Job Interview Questions as Reflective Exercise in Spanish Community Service Learning Course

Amy Lewensky working as a Spanish & Illinois Summer Intern at Central States SER in 2006. In a job interview, how could your students talk about their Spanish CSL experiences to land the job or internship?
by Ann Abbott


Spanish community service learning (CSL) is first and foremost about the mutually beneficial relationship between community partners and students. Our students should enhance their engagement with the academic content of the course while they meet the community partner's needs. So first and foremost, our students should have a rigorous academic experience. It's about the learning.

In second place, and really close to first place, is this objective: prepare students for the realities and complexities of today's professional workplace.
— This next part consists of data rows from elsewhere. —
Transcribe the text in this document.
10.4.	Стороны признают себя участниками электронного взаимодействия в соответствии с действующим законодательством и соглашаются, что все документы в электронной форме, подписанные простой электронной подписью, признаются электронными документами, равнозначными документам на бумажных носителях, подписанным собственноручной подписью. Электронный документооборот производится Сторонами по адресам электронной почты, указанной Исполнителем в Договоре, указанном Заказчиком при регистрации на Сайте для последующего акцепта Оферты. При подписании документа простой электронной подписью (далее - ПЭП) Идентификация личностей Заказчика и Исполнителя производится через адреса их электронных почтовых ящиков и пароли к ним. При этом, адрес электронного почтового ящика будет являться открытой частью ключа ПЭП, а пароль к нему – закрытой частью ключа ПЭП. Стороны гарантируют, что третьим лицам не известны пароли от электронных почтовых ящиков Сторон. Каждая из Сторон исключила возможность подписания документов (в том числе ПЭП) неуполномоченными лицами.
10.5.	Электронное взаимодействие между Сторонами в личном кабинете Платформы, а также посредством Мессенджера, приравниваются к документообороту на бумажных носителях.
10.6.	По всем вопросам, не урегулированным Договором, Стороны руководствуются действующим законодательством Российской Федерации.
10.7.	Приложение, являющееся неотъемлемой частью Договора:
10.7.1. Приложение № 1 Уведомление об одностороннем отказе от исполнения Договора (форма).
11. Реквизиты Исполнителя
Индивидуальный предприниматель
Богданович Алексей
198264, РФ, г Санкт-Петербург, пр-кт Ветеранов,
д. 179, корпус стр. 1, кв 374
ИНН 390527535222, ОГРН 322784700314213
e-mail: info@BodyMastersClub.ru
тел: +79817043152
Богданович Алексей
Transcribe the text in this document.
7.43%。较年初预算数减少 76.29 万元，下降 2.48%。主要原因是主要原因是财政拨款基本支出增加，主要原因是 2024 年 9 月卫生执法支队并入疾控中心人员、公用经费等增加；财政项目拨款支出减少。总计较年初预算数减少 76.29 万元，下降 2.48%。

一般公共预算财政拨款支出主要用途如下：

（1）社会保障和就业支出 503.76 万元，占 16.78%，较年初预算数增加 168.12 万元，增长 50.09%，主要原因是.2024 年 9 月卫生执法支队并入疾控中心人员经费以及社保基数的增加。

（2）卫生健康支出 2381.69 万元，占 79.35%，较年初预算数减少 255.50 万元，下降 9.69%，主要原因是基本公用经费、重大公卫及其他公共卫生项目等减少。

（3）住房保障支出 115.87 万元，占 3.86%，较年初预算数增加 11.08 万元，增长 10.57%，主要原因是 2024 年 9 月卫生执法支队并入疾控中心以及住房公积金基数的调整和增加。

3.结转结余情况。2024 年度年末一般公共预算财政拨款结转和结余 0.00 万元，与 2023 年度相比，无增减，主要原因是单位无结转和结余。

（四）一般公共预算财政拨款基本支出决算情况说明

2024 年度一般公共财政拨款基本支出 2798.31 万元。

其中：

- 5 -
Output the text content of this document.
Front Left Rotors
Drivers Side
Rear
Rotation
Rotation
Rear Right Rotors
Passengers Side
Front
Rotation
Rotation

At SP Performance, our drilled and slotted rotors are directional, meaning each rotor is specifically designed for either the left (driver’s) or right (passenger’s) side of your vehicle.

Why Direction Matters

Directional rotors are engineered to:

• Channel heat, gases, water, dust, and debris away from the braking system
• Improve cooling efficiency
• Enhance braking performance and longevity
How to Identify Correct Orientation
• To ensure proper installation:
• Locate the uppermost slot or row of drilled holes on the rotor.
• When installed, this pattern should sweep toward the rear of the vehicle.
Whether our Spanish CSL students work in an agency office, a classroom or a trailer converted into a community center building, they are all working in professional contexts. They are working in an organization, working for it and representing it. During their reflection, students' experiences in those professional contexts can be focused solely on an academic-centered learning experience.

We can also use structured reflection in a Spanish CSL course to prepare students to communicate their learning in a way that reflects the experiences, skills and qualities they developed that are also in high demand in professional settings.

To take this even further, I believe that the division between learning for academic purposes versus professional purposes is a false one.

Our students graduate and go on to jobs that require them to be skilled in research, synthesis, analysis, critical thinking, effective communication, multi-tasking, meeting deadlines, working in teams and interacting with people of diverse backgrounds. Many of them also use Spanish, at least occasionally, on the job. Isn't that what they do in our classrooms?
I pay a lot of attention to this pre-professional aspect of Spanish CSL.

  • In Comunidades: Más allá del aula, Lección 22 asks students to connect their work in the community to the hard and soft skills they have acquired and/or fine-tuned. Furthermore, they are asked to think about how they will communicate those skills in a job interview. In Spanish.
  • I co-authored an article about teaching students to "package" their Spanish CSL experiences into the vocabulary used in the professional world:  "Marketing Business Languages: Teaching Students to Value and Promote Their Coursework."
  • I dedicate an entire class period to how to answer job interview questions with specific examples from their Spanish CSL course experiences.
This is how I structured my class:

1. Comunidades. Students did the activities in  Lección 22 about ¿Qué importancia tiene esta experiencia para tu carrera?
2. Framework for answering interview questions. I quickly describe the STAR method for answering interview questions. (Here is a description of the STAR process with a good example. I don't agree with everything stated in this particular document, but it gives a student-based example which is helpful.)
3. I pair students. One student has to answer the question based on their CSL experiences and using the STAR method, and the other needs to analyze their response.
4. I ask interview questions. I asked students the following questions:
  • Tell me about a time when you were able to solve a problem because you spoke Spanish.
  • Tell me about a time when, despite your best efforts, you were not able to solve a situation in Spanish.
  • At our company we value diversity. Others say they do, but we truly do. Give me an example of a time when you worked on a project with someone from a different cultural background and achieved a better result because of your different perspectives.
5. Students volunteer their answers. This is where I always see that students skimp on details and answer too quickly. But the biggest problem, in my opinion, is that they do not state the results in organizational terms. 

6. Coach students in providing more complete answers. For example, one student gave the example of a time when she worked with an ESL student who didn't understand his homework because it was in English, she explained things to him in Spanish, and as a result he was able to do his homework. A better example would demonstrate that she was able to see her individual efforts as contributing to the organization's goals. So, the student was able to do his homework which contributed to the teacher accomplishing his/her learning objectives for that day. Or even better, by doing this each week throughout the semester, the student was able to be more prepared for the standardized tests against which the school is judged. Or maybe, with my homework help, the student was more engaged with his learning and improved his attendance--a goal that the school has in place for all its students.

6. Connect those results to the job at hand. Finally, I told students that they can really stand out in job interviews by connecting the results of their CSL work to the requirements for the job they are interviewing for. For example, after answering a question about using their Spanish to solve a problem, students could conclude by stating, "I know that your company has offices in several neighborhoods with a large number of Spanish speakers. I would be happy to use my Spanish to help those offices or any other time Spanish is necessary."

Answering interview questions requires reflection, synthesis, making connections, and recognizing multiple perspectives--in this case, the company's and the interviewer's. And those are all skills that good Spanish CSL work requires as well.